Izaäk van Dam was getrouwd met Eva Nathans. Het echtpaar had drie zonen, Martijn Bertus, Siemon Machiel en Bernard Max. Ze hadden een manufacturenzaak aan de Stationsweg 42 in Zuidlaren. De twee oudste zonen, Martijn Bertus en Siemon Machiel,werkten in de zaak. Ze gingen ook met textiel de boer op. Betje Polak uit Sleen werkte als verkoopster in de zaak.

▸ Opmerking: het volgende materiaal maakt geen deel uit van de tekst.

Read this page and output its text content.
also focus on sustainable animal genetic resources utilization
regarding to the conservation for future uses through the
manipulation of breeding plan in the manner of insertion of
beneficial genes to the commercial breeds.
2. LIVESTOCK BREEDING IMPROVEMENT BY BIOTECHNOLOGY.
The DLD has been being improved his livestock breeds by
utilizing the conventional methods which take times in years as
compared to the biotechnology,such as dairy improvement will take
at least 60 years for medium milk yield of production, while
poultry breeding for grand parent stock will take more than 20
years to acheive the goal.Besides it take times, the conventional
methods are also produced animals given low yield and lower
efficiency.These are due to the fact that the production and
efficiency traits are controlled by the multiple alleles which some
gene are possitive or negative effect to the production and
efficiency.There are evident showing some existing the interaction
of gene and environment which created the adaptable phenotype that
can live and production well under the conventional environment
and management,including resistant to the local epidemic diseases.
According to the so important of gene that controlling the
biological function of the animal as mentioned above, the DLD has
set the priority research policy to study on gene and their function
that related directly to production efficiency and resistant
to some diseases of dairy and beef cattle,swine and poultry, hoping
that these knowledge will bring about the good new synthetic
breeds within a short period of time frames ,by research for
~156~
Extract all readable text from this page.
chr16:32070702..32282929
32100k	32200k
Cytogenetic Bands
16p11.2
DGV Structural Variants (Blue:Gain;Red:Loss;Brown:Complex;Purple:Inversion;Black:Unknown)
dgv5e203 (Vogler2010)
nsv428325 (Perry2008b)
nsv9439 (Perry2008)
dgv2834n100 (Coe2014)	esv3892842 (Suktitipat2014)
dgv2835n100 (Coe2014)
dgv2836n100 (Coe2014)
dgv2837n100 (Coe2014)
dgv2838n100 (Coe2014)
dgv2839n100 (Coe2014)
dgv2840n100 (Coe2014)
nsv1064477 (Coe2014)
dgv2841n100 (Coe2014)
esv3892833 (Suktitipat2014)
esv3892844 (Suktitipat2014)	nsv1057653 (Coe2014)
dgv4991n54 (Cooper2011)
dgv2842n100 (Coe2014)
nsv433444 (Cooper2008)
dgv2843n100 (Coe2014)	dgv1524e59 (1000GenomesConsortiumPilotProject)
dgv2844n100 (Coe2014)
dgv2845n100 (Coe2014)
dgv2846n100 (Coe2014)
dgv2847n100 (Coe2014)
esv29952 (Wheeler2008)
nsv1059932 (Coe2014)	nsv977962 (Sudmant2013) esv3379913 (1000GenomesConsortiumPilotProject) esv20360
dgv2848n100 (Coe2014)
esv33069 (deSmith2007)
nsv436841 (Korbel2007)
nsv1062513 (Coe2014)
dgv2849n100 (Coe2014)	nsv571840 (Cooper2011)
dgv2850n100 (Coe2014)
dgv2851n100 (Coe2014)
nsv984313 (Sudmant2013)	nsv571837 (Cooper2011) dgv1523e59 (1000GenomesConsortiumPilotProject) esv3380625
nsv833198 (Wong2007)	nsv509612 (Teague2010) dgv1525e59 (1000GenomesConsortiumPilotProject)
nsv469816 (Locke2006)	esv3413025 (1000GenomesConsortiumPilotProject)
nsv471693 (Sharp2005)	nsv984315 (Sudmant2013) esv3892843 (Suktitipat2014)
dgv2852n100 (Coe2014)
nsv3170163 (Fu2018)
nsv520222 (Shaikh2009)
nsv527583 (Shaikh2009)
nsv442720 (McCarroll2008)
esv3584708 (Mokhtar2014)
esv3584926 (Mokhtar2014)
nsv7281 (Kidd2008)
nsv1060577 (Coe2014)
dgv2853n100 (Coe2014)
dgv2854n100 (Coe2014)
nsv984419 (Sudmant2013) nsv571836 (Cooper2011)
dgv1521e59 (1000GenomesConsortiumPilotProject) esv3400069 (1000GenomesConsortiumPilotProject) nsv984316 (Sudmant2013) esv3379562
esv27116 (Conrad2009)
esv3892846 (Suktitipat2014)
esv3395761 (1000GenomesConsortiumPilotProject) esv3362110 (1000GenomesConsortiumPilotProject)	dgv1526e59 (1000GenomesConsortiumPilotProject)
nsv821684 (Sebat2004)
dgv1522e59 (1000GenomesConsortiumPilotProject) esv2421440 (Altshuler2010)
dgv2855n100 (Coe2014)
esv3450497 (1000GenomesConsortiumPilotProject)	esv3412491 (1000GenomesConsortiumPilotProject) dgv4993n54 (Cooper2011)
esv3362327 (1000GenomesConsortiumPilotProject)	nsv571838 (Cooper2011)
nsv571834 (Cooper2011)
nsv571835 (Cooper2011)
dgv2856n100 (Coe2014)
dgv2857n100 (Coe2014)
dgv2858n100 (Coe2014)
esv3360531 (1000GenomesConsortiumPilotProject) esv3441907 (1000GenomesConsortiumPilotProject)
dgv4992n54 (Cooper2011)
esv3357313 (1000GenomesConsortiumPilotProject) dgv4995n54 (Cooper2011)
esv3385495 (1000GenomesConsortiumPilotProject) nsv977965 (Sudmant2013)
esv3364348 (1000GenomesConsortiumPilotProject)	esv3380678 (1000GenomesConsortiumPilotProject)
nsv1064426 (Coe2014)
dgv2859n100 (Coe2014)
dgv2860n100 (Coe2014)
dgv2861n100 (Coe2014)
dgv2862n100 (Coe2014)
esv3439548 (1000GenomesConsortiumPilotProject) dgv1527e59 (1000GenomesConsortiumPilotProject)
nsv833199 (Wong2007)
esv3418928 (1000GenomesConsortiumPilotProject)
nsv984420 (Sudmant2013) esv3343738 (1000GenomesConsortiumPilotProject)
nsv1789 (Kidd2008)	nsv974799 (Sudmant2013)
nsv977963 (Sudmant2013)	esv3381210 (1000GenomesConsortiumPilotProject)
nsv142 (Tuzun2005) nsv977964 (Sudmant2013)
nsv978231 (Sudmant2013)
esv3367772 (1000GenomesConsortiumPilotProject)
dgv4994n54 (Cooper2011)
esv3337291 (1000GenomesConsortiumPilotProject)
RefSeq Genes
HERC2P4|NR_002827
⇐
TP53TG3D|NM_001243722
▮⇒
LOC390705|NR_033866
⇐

Izaäk van Dam was voorzitter van de winkeliersverenigingen in Zuidlaren. Het gezin Van Dam was korte tijd ondergedoken, maar keerde naar huis terug. Enige tijd later zijn Izaäk en zijn twee oudste zoons door de SD gearresteerd en via Groningen naar Westerbork gebracht. Eva van Dam-Nathans en haar tienjarige zoon Bernard Max werden van Zuidlaren via Westerbork naar Auschwitz gedeporteerd. Bernard Max heeft uit de trein een kaartje gegooid, dat in Zuidlaren terecht is gekomen.
H. Hamburger en J.C. Regtien, Joodse oorlogsmonumenten in de provincie Drenthe. Profiel (Bedum 1999) 34
Van dit gezin is ook een JOKOS-dossier (nummer 35787) aanwezig op het Gemeentearchief van Amsterdam. Voor inzage is toestemming nodig van de stichting Joods Maatschappelijk Werk.